# core/plotter.py
"""
Publication-quality figure generation for Wang's Five Laws.
Standards: Nature / PRL / top-conference level.
Canvas: 18×20 inches @ 300 DPI, Arial/Helvetica fonts.

Color system:
  Q-related  → blue  (#2166AC)
  K-related  → red   (#D6604D)
  V-related  → green (#4DAC26)
  QK pair    → purple (#762A83)
  QV pair    → cyan   (#01665E)
  KV pair    → orange (#E08214)
  Model A (base)   → solid line
  Model B (RL)     → dashed line
  Delta            → gray fill
"""

import numpy as np
import pandas as pd
import matplotlib
matplotlib.use("Agg")
import matplotlib.pyplot as plt
import matplotlib.patches as mpatches
from matplotlib.lines import Line2D
import io
import os

# ── Font & style ──────────────────────────────────────────────────────────────
plt.rcParams.update({
    "font.family":        "DejaVu Sans",   # fallback; Arial not always present
    "font.size":          9,
    "axes.titlesize":     11,
    "axes.labelsize":     10,
    "xtick.labelsize":    9,
    "ytick.labelsize":    9,
    "legend.fontsize":    9,
    "figure.dpi":         300,
    "savefig.dpi":        300,
    "axes.linewidth":     0.8,
    "grid.linewidth":     0.4,
    "lines.linewidth":    1.5,
    "legend.framealpha":  0.85,
    "legend.edgecolor":   "0.7",
    "axes.spines.top":    False,
    "axes.spines.right":  False,
})

# ── Color palette ─────────────────────────────────────────────────────────────
C = {
    "Q":   "#2166AC",   # blue
    "K":   "#D6604D",   # red
    "V":   "#4DAC26",   # green
    "QK":  "#762A83",   # purple
    "QV":  "#01665E",   # cyan/teal
    "KV":  "#E08214",   # orange
    "ref": "#555555",   # reference line (gray)
    "band_alpha": 0.18,
}

BAND_COLORS = {
    "Q":  "#2166AC",
    "K":  "#D6604D",
    "QK": "#762A83",
    "QV": "#01665E",
    "KV": "#E08214",
}


# ─────────────────────────────────────────────────────────────────────────────
# Data helpers
# ─────────────────────────────────────────────────────────────────────────────

def _aggregate_by_layer(df: pd.DataFrame, col: str):
    """
    Pseudo-bulk two-step aggregation per layer (Nature Comms 2021).
    Step 1: median across Q heads within each (layer, kv_head) group.
    Step 2: median / q25 / q75 across kv_head groups per layer.
    Avoids pseudoreplication bias in GQA models (e.g. 4Q:1K).
    Excludes kv_shared rows for KV metrics (theoretical-value bias).
    """
    kv_cols = {"ssr_KV", "pearson_KV", "cosU_KV", "cosV_KV", "alpha_KV"}
    if col in kv_cols:
        df = df[df["kv_shared"] == 0] if "kv_shared" in df.columns else df

    layers = np.array(sorted(df["layer"].unique()))
    med_vals, q25_vals, q75_vals = [], [], []

    for layer in layers:
        ldf = df[df["layer"] == layer]
        # Step 1: median within each kv_head group
        if "kv_head" in ldf.columns:
            step1 = ldf.groupby("kv_head")[col].median().values
        else:
            step1 = ldf[col].dropna().values
        step1 = step1[~np.isnan(step1)] if len(step1) > 0 else step1
        # Step 2: statistics across kv_head medians
        med_vals.append(float(np.median(step1)) if len(step1) > 0 else np.nan)
        q25_vals.append(float(np.percentile(step1, 25)) if len(step1) > 0 else np.nan)
        q75_vals.append(float(np.percentile(step1, 75)) if len(step1) > 0 else np.nan)

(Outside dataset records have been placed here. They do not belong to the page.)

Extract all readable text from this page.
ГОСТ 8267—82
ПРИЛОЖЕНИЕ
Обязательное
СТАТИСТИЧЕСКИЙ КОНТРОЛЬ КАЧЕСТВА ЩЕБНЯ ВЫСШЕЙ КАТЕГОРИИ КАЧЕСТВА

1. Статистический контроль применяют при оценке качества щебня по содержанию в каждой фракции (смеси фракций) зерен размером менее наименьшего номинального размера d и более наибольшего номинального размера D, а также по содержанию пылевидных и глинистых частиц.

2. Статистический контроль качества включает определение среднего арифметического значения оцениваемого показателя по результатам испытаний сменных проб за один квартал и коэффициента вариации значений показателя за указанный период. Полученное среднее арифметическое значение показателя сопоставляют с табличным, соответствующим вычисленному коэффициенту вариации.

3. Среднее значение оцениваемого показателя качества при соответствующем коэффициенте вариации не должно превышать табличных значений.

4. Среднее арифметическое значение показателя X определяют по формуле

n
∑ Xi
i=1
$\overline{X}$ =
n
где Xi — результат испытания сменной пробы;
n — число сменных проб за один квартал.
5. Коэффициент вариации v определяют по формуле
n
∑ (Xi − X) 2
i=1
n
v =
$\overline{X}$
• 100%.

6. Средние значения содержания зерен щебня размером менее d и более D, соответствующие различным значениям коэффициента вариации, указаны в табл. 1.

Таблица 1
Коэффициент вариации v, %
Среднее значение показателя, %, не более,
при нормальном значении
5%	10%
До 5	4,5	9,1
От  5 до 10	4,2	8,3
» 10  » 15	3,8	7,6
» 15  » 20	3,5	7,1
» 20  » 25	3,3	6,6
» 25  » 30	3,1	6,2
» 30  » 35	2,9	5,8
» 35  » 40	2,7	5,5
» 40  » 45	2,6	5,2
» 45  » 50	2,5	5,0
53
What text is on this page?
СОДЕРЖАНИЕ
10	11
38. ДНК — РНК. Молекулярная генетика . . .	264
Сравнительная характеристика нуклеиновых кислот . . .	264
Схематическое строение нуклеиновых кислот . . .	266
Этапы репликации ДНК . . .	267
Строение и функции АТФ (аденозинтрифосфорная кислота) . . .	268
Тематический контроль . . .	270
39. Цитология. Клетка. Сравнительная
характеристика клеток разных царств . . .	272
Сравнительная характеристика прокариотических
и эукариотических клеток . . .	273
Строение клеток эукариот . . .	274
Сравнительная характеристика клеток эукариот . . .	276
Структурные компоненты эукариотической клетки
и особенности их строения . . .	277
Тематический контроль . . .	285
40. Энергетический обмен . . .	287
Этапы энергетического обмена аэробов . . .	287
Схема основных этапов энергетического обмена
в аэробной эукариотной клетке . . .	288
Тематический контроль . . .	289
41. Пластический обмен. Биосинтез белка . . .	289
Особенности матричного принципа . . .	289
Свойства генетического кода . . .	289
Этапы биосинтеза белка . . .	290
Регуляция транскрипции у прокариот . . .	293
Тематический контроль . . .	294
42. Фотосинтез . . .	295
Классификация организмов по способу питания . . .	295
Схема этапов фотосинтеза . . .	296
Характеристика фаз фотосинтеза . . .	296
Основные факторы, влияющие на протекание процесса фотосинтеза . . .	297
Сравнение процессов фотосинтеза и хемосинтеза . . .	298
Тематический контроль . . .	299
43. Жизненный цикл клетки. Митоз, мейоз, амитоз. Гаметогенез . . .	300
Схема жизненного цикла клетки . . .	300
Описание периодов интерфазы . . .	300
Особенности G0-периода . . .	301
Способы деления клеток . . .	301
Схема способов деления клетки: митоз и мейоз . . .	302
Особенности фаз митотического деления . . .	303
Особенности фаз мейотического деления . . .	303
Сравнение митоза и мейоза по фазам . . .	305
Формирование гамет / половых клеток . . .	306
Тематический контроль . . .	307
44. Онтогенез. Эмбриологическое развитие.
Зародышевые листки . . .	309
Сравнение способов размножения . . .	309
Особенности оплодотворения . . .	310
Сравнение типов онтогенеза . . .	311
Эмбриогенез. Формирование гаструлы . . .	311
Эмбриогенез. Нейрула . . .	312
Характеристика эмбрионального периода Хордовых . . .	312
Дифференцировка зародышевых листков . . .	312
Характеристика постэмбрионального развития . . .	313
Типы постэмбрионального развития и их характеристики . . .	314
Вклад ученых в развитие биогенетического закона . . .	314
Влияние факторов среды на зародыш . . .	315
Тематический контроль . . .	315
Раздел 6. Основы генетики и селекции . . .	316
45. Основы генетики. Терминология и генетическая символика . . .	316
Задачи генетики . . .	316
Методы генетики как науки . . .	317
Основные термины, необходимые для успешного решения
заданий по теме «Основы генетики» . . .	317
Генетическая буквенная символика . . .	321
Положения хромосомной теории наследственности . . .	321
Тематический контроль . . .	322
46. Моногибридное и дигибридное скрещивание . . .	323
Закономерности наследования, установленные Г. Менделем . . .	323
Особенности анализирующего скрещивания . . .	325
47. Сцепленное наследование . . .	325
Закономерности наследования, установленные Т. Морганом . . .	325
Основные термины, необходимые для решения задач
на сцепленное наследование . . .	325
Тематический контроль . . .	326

    return layers, np.array(med_vals), np.array(q25_vals), np.array(q75_vals)


def _global_layers(df: pd.DataFrame):
    """Return list of layer indices where kv_shared==True (Gemma global layers)."""
    if "kv_shared" not in df.columns:
        return []
    return sorted(df[df["kv_shared"] == 1]["layer"].unique().tolist())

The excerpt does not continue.